Jones argued that with the shift, the state’s involvement is duplicative.
“We’re trying to get the state out of the business of what the federal government is already doing,” he said.
Others countered that the state exchange is hitting its stride. Nearly 74,000 Nevadans had purchased an insurance plan through the federal marketplace by end of the enrollment period that wrapped up in February — double the number that enrolled in the first go-round.
“While the Silver State Health Insurance Exchange’s problems in 2014 are well documented, we believe that 2015 has shown that a state-based exchange … can be and is successful,” said Keith Lee, a lobbyist representing the Nevada Association of Health Plans.
Witnesses who testified against the exchange, including former Republican assemblywoman and Senate candidate Sharron Angle, say premiums have increased since the health care law was enacted. They also say the system is, at its core, a federal initiative that steps on states’ rights, and raised concerns that it could someday become the only place people can buy insurance.
“It is important to see each and every state exchange as simply a state-funded part of what is actually a national exchange under federal control,” said Twila Brase, president and co-founder of Citizens’ Council for Health Freedom.
Bruce Gilbert, executive director of the exchange, defended the program.
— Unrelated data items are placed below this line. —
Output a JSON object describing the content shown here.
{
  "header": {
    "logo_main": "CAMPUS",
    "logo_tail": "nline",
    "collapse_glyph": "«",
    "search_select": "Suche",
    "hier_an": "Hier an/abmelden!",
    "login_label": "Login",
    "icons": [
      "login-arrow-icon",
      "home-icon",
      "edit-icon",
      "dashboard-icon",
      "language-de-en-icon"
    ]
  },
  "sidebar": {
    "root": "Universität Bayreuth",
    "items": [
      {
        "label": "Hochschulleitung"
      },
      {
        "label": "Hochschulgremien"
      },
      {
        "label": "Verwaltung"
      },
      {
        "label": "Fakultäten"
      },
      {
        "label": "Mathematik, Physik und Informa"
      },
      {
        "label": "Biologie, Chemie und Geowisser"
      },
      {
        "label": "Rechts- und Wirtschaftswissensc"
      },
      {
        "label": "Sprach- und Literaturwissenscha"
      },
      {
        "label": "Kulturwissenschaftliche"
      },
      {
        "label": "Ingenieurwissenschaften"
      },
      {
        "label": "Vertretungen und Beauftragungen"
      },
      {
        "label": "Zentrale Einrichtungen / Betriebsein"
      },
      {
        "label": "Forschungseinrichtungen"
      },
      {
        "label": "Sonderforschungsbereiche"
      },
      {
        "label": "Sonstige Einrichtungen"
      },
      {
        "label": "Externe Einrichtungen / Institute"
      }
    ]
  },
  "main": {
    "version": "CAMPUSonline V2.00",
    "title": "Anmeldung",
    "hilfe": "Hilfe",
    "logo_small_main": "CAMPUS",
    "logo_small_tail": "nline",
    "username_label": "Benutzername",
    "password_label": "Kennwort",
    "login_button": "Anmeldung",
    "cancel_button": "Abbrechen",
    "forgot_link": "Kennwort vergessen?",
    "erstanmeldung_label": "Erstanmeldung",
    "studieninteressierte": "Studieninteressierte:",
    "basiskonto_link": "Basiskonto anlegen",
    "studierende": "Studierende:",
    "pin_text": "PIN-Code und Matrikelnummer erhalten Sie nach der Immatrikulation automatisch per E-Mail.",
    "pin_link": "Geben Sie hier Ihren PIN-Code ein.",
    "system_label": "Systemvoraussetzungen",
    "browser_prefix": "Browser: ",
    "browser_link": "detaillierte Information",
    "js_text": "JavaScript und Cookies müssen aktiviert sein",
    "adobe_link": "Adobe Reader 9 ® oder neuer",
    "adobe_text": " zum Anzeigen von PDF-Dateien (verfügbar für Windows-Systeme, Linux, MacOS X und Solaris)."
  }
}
He noted that a Nevada constitutional amendment would not repeal the overall Affordable Care Act, and would simply turn administration of the health plans over to the federal government.
He said that would be more expensive for Nevada consumers due to higher fees charged by administrators of the federal marketplace.
Proponents also argued that state involvement in the exchange allows Nevada officials control over the policies offered there, and they praised the model’s Nevada-specific marketing.
“Creating a state exchange gives us the best opportunity to promote insurance directly to Nevadans without coverage,” said Elisa Cafferata, president and CEO of Nevada Advocates for Planned Parenthood Affiliates.